A new (to me) word: valetudinarian — a person who is unduly anxious about their health. Useful!

Quotes:
“The limited goal of woman suffrage — winning the vote for women who were still enslaved by their own ignorance — was, she believed, woefully premature. What good was a vote if one didn’t know how to think independently?”

“The problem was not the tyranny of men, she wrote, but the disappointing weakness of women. ‘Women are feeble, narrow, frivolous at present, ignorant of their own capacities, and undeveloped in thought and feeling,’ she lectured her well-wisher. ‘The exclusion and constraint woman suffers, is not the result of purposed injury or premeditated insult. It has arisen naturally, without violence, simply because woman has desired nothing more.’”

“It was more important to prove the capacities of women and show them the way forward into the light, out of the shadow of their menfolk. For women, just as for the enslaved, the first step must be freedom. ‘The study and practice of medicine is in my thought but one means to a great end,’ Elizabeth wrote. Caring for suffering individuals had never been the engine that drove her. In becoming a doctor, she meant to heal humanity.”

“ ‘As I learnt to realize slavery & hate it, deeply eternally, while living amongst slaves — so I am learning to curse from the bottom of my soul this heathenish society of the nineteenth century, surrounded here by its miserable victims,’ she wrote. The conundrum of woman’s lot had never seemed clearer: women could not rise until the attitudes of their society shifted, but social mores would never change without women’s leadership, ‘so there seems to me, no opening in the circle.’ Even among the educated women of her acquaintance, few seemed formed for noble causes.”

The Key to Deceit by Ashley Weaver (Mystery)

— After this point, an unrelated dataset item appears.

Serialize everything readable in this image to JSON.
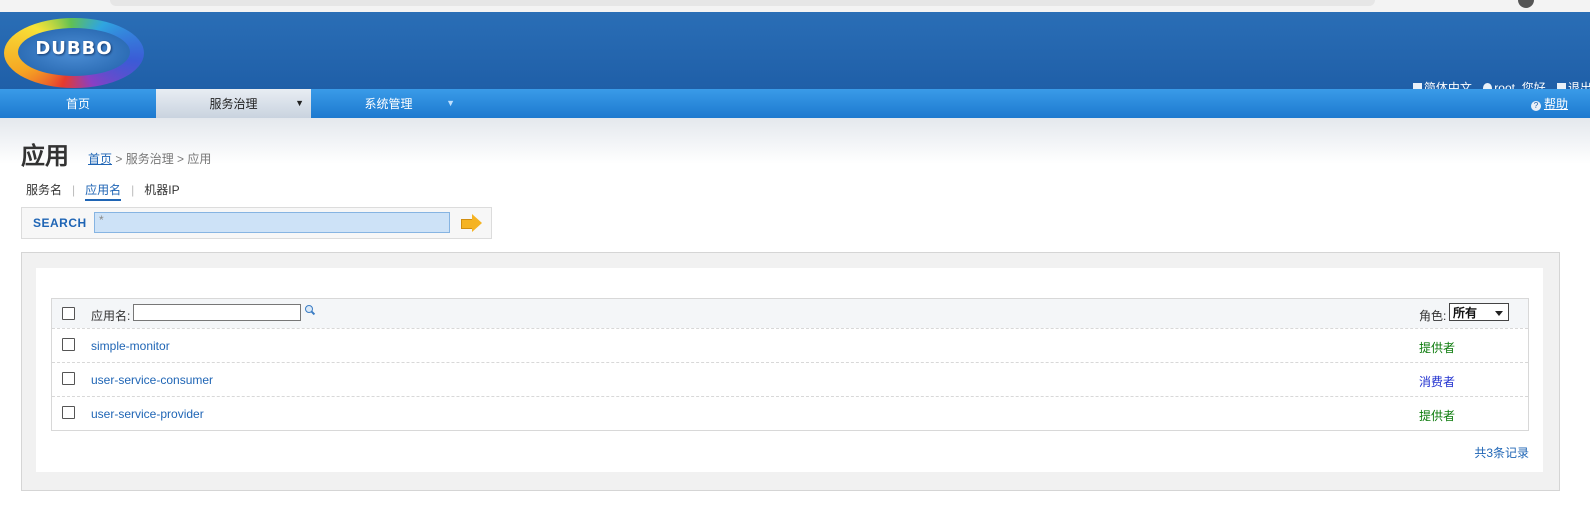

A real palette cleanser — light, fun, non-standard characters, the closure of a good mystery, and some historical context. The second in the Electra McDonnell series (I have not yet read the first), the semi-reformed Ellie (her family was happily living on the wrong side of the law) teams up again with the well-bred and straight-laced Major Ramsey to break up a spy ring in London, 1940. Some very likable thieves and forgers, a pleasant clash or classes, and a background mystery concerning Ellie’s own (long deceased) mother all make this a great read in the cacophonous world of today!

Thank you to Minotaur Books and NetGalley for providing an advance copy of this book in exchange for my honest review. The book will be published on June 21st, 2022.